J35 – De meilleures conditions mais pas encore le Graal

Analyse de Mathieu Morverand, routeur de Rémy et d’Olivier Montiel.

A bord, heureux sont ceux qui parviennent à trouver un vrai sommeil réparateur et à faire de leurs nuits un pur moment de quiétude où l’anxiété du lendemain s’éloigne le temps d’un rêve. Pour ceux-là et pour les autres, il est un moment particulier dans le quotidien des rameurs, lorsqu’il s’agit le matin de s’extirper du havre spartiate mais protecteur de son habitacle pour aller se coller à une nouvelle journée de rames dans un cockpit exposé aux embruns et largement ouvert sur ce monde aussi fascinant qu’inquiétant. Secrètement, on espère alors silencieusement pendant ces quelques minutes trouver dehors de bonnes conditions, celles qui permettront d’aller plus vite et de se rapprocher inexorablement des îles du Salut encore lointaines. Le GPS et éventuellement le compas d’intérieur donnent le ton, confirmant ou infirmant le ressenti aux mouvements du bateau. Parfois, tangage et roulis ne permettent pas de définir dans ce court moment le sens de son déplacement, il faut alors se résoudre à s’équiper et à y aller avec l’espoir que les premiers instants où la peau capte le sens du vent et les embruns de la houle ne soient pas un nouvel océan de déception. Continuer la lecture

J33 – L’arrivée des Alizés au nord

Analyse de Mathieu Morverand, routeur de Rémy et d’Olivier Montiel.
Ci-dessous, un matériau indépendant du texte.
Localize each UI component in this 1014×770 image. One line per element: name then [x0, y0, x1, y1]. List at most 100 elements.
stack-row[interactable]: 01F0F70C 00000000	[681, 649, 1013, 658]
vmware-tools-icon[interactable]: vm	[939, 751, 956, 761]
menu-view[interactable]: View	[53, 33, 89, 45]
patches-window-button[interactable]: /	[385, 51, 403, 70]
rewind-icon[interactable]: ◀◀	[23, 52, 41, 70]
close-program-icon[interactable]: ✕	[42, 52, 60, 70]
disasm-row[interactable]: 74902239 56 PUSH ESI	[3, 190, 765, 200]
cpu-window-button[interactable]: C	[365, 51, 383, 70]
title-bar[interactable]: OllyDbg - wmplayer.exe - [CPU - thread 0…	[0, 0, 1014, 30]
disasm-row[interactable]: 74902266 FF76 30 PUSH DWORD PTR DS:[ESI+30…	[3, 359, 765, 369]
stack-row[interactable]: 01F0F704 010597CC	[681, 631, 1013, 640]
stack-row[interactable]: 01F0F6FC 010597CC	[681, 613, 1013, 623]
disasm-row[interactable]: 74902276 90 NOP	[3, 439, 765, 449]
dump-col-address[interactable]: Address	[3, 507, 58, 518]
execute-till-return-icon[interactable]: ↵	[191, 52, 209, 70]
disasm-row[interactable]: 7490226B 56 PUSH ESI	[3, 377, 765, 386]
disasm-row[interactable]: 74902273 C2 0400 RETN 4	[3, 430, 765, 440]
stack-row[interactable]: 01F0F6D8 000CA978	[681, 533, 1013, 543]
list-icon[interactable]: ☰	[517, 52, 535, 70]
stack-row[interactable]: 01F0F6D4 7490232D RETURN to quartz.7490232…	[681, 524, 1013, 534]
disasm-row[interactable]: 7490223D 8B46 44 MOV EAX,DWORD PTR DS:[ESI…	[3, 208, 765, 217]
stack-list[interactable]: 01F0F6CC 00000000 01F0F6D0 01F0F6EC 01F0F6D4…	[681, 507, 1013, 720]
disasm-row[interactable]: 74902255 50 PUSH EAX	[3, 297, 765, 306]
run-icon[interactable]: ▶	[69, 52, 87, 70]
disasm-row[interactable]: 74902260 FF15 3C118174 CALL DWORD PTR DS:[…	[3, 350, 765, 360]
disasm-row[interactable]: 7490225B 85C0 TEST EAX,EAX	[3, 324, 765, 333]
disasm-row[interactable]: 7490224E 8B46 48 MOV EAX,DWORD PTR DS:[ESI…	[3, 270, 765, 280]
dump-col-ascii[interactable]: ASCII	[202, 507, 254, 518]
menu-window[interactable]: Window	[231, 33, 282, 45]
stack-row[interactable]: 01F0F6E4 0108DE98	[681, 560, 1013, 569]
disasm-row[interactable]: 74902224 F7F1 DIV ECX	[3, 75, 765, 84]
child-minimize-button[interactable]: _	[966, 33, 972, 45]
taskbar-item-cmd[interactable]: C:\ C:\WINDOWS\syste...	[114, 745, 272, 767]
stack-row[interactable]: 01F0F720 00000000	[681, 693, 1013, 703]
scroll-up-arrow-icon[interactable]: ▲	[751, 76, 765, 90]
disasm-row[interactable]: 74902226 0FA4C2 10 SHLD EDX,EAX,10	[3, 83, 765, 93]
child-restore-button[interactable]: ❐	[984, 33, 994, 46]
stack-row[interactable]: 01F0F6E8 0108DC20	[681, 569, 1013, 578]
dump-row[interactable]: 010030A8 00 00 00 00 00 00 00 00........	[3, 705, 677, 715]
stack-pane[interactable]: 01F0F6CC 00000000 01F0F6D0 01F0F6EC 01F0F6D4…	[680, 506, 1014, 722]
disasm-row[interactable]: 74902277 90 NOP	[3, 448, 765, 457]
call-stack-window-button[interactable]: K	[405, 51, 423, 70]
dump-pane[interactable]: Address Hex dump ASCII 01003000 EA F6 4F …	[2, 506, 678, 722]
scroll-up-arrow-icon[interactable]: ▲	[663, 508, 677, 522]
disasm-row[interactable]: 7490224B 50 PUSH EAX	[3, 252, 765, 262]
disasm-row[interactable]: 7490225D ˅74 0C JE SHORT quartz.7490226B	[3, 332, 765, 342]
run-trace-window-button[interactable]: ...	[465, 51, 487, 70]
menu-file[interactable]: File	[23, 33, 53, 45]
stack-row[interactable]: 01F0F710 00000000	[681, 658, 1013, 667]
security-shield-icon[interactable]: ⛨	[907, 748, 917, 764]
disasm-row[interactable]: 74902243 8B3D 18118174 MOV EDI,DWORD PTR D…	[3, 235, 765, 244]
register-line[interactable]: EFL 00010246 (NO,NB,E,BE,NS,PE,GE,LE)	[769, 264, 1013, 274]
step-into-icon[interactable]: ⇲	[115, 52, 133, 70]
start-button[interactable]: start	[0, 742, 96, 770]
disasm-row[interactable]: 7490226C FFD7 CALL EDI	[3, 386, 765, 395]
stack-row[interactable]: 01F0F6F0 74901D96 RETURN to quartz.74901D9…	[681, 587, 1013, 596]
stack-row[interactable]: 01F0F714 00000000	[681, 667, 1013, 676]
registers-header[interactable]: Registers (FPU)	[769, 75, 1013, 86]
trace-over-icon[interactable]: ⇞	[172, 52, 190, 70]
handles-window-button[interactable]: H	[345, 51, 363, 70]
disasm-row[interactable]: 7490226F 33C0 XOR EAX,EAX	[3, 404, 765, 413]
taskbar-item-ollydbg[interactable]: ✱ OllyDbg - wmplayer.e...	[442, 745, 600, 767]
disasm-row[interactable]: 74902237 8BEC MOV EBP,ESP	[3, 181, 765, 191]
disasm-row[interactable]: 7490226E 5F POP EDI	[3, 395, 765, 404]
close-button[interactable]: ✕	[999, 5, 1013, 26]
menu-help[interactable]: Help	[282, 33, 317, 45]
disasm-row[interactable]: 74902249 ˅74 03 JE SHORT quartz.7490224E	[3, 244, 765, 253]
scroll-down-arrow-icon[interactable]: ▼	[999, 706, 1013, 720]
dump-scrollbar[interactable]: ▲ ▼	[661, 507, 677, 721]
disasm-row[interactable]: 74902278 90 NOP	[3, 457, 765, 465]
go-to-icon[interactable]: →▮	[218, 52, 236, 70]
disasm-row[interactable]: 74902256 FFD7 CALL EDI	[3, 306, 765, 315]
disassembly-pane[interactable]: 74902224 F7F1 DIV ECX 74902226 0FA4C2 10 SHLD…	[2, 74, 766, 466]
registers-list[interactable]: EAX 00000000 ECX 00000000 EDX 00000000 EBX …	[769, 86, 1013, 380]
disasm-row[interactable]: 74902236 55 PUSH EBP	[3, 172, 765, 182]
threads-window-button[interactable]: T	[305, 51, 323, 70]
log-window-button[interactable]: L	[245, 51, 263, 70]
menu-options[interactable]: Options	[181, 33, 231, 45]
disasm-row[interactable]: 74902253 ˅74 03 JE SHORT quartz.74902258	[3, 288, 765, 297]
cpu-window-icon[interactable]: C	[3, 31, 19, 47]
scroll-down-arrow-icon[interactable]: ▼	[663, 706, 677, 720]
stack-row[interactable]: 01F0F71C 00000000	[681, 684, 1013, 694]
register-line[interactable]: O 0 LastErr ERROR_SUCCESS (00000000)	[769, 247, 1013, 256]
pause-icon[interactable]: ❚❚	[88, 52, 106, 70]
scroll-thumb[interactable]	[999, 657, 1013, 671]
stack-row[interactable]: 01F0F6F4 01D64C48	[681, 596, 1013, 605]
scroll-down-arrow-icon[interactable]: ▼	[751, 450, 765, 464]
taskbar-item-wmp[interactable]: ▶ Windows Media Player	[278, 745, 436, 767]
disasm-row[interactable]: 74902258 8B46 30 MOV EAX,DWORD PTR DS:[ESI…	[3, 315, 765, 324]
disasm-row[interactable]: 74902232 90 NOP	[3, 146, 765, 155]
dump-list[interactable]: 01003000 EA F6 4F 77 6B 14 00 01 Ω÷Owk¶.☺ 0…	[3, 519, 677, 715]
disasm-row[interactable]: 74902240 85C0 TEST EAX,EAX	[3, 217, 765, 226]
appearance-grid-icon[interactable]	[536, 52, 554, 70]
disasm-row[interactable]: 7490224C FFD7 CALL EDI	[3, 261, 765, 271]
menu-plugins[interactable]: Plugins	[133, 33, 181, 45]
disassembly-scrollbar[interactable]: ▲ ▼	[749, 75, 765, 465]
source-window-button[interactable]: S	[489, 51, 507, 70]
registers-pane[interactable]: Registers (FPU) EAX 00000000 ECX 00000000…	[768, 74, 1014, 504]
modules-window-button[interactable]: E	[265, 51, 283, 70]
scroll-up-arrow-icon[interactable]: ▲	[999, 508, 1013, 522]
Une telle traversée peut parfois s’apparenter à une course cycliste dans une interminable côte dont on ne verrait jamais la fin. Au détour de chaque virage, on espère trouver le sommet, mais au lieu de cela, c’est l’ascension qui se poursuit encore et toujours sans que l’on puisse en distinguer le terme. L’arrivée des Alizés, c’est un peu le sommet des rameurs, comme le 25ème méridien est un palier, après un mois d’errance dans une mer capricieuse et indécise. D’autres paliers attendent encore les marins comme autant d’étapes à franchir avant d’atteindre les côtes de la Guyane.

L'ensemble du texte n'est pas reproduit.